Today, I got up little early. After having altercation with my wife Lalita, I went out, without telling my wife Lalita about my intended destination. I made up my mind yesterday night to visit to Ramala’s house. Since yesterday, I was in a restless state of mind, thinking about the injustice I made with Ramala. I have to apologize for my non-impulsive attitude towards her. Later, when I came across the information of her that, despite she faced severe financial constraints, she never asked money from me, as she thought perhaps that it may invite infamy and disgrace the relationship we enjoyed earlier. She silently mopped her pent up emotions, expressed her supreme sense of dignity. Her self-esteem drew more veneration for her. She is nowadays more intensely haunting me. Her memoir has triggered me to visit her house, asking for atonement. When I reached to her nearer to her house, I noticed her house is crowded with numerous heads. I somehow managed to make a passage to enter to her house. Her son, noticing me came close to me and hugged me with intense pathos. Tears are rolling from his eyes. He is busy arranging the rituals for her funerals. Today morning only she died. I am utterly perplexed. I could not utter a single word, not even to console her son for his loss! I only close my eyes and pray silently to her to forgive me for my misdemeanor.

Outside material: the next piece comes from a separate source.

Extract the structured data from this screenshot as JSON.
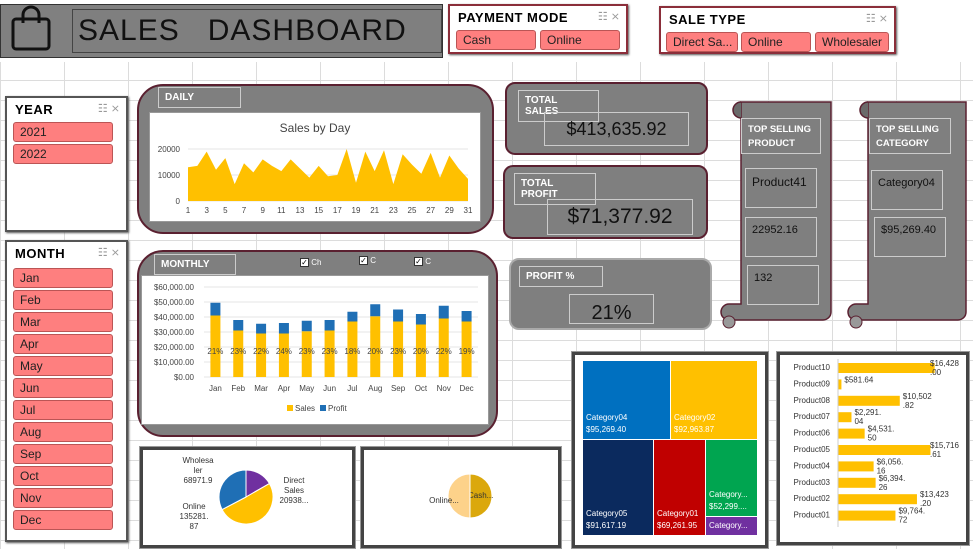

Later, I somehow manage to drag myself quietly to my house. I silently entered to my house and entered to my study room and close the door. Sitting in my chair in pensive mood, I cannot find any solace. Only thinking when my time will come to adieu this mundane world, where we have resorted to numerous deceptive roles? Who we are exactly we are deceiving? Are we not deceiving ourselves? What we are gaining from this hypocritical trait? We perhaps only love ourselves and to satiate us we resort to myriad alibi's, but virtually we discover we continuously trying to draw a straight line on a round object, resulting us to be only hoodwinking ourselves!